Brooklyn teen tech prodigy C.J. Walker faces an ethical quandary posed by her teacher: if time travel were possible, what would you go back to do? In EW’s exclusive trailer for Netflix’s See You Yesterday, her mission is clear.
The directorial feature debut of Stefon Bristol, a mentee of BlacKkKlansman Oscar winner Spike Lee, has “something very strong to say,” the freshman filmmaker told EW over the phone.
C.J. (Eden Duncan-Smith) and her best friend Sebastian Thomas (Dante Crichlow) are the kind of city kids who run an underground Genius bar out of their garage for their Caribbean neighborhood and casually discover the secret to time travel for their high school science project (no biggie). Bristol balances these fun nods to the era of Back to the Future and Ghostbusters (their time machines look strikingly similar to proton packs) with the more traumatic subject of police brutality.
When C.J.’s older brother (Brian “Astro” Bradley) is fatally gunned down by police in the streets, her invention with Sebastian becomes her Hail Mary to right this wrong. But, as Sebastian warns, “this is about controlling something we obviously have no control over.”
“I love superhero movies, I’ll go see the Avengers, Spider-Man, but when I leave I feel empty,” Bristol explains. “Escapism is great, but too much of escapism only leaves our people stagnant. There’s no more growth. What I hope to do is figure out how to take a strong message and somehow make it digestible for everybody, not just for a black audience but everybody. This is still a conflict that’s happening. Right now, understandably so, the lens of police brutality is going down a little bit in the media because we have so many other problems that we have to deal with. I still have something to say about it. It’s still here.”
The idea for See You Yesterday began in 2014 in short film form for Bristol’s graduate thesis at New York University’s Tisch school, a time that coincided with police gunning down Mike Brown in Ferguson, Missouri and not far off from the trial of George Zimmerman, who shot and killed Trayvon Martin in Sanford, Florida in 2012.
“I wrote a feature first before I shot the short,” he says. “Everybody wanted to do a feature. I thought, if everybody’s gonna do a feature, I’m gonna do a feature, too.”
That March, Bristol went to Lee, who teaches in Tisch’s graduate film program, with the idea to shoot the feature that same July. “He told me I was delusional,” Bristol laughs. So did the rest of his professors, but he’s grateful because he would team with screenwriter Fredrica Bailey (from the dramatic writing program) and the short would become a proof-of-concept.
“Based on the short,” Bristol says, “the characters were built out so much that I threw the original first draft for the feature out the window and started from scratch.”
Bristol received the Spike Lee Production Grant at NYU in 2016 for his short, and, better still, Lee agreed to produce the planned feature. Bristol once worked as Lee’s assistant on BlacKkKlansman had observed: “how he’d make a feature film.”
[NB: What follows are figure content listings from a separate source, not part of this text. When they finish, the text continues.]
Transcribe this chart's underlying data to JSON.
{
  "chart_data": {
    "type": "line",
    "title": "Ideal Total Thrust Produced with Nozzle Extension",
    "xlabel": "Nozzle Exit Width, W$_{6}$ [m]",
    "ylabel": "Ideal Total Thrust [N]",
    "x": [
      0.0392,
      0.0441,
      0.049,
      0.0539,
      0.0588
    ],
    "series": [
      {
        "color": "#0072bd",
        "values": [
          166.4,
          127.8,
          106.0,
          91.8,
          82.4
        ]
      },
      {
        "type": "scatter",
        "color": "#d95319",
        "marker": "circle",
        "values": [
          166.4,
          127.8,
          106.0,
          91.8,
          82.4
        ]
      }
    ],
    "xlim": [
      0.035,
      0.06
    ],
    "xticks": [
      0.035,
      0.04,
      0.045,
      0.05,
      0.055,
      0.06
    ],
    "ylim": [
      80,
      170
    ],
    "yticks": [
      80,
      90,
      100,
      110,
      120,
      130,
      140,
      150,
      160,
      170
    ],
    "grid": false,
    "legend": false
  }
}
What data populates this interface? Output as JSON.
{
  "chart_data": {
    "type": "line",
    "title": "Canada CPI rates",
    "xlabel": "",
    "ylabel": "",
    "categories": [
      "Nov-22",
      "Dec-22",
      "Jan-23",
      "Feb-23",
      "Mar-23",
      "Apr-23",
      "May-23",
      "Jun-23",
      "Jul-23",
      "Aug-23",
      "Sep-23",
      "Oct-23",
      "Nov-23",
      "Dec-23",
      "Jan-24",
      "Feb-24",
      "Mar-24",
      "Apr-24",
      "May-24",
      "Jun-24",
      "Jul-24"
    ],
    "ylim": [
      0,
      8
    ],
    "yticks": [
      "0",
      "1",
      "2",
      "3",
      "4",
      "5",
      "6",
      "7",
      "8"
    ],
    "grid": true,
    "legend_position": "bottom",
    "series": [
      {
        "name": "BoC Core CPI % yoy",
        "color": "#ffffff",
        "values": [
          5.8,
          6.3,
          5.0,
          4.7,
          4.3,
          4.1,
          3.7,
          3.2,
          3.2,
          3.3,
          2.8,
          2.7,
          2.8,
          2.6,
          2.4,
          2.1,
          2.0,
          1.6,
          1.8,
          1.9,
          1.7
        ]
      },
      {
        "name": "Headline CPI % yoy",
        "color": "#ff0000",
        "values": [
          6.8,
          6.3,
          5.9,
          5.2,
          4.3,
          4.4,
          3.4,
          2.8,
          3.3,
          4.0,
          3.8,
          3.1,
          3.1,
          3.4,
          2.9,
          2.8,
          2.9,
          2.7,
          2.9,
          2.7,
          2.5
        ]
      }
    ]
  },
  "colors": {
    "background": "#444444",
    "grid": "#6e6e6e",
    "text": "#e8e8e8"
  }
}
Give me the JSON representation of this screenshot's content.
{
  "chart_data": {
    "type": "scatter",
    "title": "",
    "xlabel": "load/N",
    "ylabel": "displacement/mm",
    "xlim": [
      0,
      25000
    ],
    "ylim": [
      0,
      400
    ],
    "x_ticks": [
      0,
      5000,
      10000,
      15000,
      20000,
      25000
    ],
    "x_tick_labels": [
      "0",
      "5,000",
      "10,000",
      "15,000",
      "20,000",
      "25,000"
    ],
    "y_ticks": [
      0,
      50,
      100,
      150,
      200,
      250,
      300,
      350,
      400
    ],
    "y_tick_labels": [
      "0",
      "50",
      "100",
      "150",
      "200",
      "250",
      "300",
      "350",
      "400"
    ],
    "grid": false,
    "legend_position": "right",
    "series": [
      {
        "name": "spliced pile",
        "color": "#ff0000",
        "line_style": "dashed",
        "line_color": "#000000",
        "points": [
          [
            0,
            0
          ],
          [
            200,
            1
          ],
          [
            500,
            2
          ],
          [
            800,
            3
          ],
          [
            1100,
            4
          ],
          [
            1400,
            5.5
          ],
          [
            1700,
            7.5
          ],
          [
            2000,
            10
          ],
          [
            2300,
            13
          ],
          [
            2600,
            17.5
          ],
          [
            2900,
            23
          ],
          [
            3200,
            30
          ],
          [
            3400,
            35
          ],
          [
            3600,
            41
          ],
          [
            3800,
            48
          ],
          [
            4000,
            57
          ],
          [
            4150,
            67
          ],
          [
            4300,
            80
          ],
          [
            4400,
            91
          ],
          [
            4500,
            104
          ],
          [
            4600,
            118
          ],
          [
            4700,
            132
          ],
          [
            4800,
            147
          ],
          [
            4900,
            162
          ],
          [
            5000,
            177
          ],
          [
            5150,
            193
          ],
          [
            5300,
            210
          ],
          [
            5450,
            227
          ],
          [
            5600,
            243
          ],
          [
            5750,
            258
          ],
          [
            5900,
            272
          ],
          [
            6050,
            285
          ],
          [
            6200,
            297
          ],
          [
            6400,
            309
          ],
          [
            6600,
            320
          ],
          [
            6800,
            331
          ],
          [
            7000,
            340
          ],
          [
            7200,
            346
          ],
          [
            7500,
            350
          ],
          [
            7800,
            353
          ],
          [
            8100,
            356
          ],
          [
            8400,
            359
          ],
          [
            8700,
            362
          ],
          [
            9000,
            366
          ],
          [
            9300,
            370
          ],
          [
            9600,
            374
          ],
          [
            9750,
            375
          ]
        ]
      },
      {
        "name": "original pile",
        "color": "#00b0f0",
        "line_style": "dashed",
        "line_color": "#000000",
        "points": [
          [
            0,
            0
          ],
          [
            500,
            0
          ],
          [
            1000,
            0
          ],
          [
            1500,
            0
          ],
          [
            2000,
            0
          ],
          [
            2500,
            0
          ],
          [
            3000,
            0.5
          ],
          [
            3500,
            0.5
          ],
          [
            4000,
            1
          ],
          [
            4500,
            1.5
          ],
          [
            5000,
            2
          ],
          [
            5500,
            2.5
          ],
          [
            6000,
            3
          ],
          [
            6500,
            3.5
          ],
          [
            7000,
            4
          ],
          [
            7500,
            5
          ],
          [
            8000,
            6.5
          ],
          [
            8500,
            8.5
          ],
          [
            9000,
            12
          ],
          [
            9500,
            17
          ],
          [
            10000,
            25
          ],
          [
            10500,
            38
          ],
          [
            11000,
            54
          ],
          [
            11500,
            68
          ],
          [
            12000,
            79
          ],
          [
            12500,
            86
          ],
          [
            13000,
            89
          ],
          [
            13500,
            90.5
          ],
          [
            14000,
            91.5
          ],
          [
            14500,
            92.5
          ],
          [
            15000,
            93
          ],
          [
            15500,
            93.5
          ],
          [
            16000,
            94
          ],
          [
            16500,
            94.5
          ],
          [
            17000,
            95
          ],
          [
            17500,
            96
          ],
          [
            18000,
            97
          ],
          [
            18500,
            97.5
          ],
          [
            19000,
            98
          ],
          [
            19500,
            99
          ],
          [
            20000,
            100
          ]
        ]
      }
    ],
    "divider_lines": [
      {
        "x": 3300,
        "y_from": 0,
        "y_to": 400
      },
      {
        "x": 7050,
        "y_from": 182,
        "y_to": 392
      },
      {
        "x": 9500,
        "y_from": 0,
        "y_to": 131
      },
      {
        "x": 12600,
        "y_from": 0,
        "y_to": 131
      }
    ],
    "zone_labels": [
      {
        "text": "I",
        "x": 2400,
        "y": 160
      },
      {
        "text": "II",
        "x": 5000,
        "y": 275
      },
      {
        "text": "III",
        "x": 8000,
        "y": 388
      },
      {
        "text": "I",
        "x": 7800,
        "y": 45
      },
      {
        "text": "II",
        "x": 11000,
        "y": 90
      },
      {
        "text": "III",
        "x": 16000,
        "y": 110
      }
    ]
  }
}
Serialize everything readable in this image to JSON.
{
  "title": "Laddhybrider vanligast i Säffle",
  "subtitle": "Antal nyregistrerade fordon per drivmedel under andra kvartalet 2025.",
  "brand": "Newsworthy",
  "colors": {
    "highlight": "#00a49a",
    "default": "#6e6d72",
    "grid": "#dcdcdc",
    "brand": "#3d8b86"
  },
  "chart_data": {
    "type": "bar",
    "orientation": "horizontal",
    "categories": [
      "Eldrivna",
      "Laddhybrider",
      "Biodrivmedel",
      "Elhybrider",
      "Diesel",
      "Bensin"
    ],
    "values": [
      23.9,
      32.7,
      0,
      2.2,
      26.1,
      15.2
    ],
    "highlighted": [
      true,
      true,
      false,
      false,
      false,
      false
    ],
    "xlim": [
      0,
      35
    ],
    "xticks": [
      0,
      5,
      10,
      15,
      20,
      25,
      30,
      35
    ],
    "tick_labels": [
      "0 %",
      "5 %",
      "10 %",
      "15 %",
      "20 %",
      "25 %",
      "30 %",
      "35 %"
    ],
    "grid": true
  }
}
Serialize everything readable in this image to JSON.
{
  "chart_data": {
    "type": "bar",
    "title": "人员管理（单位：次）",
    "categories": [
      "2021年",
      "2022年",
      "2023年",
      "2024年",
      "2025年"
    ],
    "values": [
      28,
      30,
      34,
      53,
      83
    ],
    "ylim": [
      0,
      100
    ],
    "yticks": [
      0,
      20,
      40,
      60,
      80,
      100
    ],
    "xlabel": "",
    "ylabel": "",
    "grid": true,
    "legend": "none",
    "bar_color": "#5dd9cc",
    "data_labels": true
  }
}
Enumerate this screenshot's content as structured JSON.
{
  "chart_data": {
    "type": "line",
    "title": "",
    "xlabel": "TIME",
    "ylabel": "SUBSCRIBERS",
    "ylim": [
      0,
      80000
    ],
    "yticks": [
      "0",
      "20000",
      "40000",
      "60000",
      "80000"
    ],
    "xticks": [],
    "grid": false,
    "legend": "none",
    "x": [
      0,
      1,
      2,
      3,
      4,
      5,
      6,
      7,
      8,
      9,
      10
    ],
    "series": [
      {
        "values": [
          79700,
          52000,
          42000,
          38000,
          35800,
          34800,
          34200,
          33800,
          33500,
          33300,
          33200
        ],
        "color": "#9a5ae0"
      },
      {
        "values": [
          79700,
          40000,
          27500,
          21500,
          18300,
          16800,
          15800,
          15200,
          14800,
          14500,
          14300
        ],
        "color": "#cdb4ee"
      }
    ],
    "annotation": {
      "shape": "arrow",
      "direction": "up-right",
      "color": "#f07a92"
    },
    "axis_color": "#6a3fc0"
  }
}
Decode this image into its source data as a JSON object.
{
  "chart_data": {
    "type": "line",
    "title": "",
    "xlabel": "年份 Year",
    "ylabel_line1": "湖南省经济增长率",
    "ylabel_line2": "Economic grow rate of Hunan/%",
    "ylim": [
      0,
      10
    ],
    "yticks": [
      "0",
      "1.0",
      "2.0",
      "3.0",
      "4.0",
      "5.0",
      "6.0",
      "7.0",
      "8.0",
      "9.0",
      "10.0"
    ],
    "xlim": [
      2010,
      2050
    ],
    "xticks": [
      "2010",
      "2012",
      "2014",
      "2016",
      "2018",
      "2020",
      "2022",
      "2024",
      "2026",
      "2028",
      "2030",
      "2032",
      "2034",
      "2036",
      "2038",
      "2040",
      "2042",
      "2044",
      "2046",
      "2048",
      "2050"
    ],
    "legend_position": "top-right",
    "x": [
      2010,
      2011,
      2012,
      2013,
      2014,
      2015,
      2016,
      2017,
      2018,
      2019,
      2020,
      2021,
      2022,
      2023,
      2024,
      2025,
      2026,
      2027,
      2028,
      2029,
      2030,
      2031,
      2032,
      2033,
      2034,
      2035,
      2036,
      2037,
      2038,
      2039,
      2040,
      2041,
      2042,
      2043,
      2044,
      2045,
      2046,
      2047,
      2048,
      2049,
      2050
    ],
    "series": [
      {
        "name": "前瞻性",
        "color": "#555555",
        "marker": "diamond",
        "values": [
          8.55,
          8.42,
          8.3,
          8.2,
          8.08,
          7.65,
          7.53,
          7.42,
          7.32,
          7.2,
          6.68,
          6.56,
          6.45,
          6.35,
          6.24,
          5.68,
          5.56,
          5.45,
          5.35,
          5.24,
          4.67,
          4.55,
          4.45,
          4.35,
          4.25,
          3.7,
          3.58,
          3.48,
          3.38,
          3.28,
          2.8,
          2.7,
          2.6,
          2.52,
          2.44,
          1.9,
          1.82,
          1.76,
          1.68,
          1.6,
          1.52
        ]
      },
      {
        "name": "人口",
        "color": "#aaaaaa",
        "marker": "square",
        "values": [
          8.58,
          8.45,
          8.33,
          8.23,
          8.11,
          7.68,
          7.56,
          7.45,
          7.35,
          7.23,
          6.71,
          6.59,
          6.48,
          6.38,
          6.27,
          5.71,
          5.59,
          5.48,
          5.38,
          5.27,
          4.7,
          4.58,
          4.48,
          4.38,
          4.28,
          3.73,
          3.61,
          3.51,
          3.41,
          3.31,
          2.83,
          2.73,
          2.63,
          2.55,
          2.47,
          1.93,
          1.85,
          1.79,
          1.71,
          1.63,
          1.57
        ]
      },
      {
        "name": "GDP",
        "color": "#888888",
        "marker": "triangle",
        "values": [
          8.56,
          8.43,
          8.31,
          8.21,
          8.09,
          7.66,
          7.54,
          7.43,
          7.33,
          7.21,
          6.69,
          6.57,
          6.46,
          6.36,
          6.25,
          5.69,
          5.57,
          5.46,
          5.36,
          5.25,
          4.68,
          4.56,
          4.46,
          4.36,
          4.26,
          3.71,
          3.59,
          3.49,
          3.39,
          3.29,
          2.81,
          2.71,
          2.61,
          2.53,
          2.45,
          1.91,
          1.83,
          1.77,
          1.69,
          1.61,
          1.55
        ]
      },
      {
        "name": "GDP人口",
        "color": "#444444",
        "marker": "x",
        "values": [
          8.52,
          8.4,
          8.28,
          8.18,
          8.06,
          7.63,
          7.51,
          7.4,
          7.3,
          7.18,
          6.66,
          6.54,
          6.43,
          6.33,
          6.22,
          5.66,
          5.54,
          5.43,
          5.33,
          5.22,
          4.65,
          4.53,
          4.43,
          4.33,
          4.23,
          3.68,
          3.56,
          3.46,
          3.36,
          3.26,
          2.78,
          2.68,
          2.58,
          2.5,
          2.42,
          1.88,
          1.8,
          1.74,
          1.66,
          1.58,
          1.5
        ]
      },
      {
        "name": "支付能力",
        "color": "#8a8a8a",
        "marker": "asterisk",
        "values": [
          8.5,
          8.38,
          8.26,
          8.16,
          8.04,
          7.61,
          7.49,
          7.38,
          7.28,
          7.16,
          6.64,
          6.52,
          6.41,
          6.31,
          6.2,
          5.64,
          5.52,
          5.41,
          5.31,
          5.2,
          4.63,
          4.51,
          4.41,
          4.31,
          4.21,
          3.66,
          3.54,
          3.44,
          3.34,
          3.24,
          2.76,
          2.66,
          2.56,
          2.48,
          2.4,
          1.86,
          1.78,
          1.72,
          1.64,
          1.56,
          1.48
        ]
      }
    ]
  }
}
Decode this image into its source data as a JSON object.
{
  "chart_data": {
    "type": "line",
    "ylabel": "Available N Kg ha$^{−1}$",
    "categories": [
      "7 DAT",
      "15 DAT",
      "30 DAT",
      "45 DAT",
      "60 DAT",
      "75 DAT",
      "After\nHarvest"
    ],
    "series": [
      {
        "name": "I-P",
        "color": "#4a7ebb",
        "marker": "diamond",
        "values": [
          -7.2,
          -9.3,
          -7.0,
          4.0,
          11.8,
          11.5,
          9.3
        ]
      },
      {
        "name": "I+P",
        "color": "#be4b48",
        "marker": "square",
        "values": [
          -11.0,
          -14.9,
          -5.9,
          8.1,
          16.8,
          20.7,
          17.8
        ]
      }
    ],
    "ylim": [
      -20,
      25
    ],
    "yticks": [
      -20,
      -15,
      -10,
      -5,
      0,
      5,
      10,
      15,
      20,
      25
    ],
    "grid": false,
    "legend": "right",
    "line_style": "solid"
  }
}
“He made it seem very easy and I was focused on trying to do his style,” he notes, “but once I was on set [of See You Yesterday] it was never like that. I had to find my own rhythm.” Lee, he adds, “read every single draft” and “gave critical notes,” but “wasn’t really pushing an agenda at all.”
“That’s the producer you need,” Bristol explains, “producers who just trust you and who allow you to make mistakes and give you advice on how to fix it but won’t propose their agenda or anything onto you. That’s what I needed.”
In total, it’s been a five-year process to make the feature film for See You Yesterday.
As Bristol and Bailey continued workshopping the script, Lee helped them shop the project around to studios before the film ultimately landed at Netflix, where Lee developed She’s Gotta Have It. Bristol recalls how they “went back and forth” and “had fights with Netflix about what should be in the script what should not,” but it always came back to “the characters and their relationship as a family.”
“If that didn’t work, then the inevitable death of the older brother wouldn’t work,” he says. “We had to make sure we understood the family and understood who the family is.”
Last Thursday, speaking just days after post-production on See You Yesterday concluded, Bristol feels grateful. He remembers times during the development process when he was broke and couldn’t pay rent. At one point, Lee gave him a loan to hold him over until the film started earning money.
“I’m blessed, but at the same time I feel survivor’s remorse because there are other filmmakers who are like me, who are making a lot of sacrifices, who are trying to make their first feature film,” Bristol says. “Thank God that I have what I have and that I’m prepared for it. It’s just that it’s a weird experience.”
See You Yesterday will premiere at the Tribeca Film Festival in New York City on May 3 before dropping on Netflix May 17.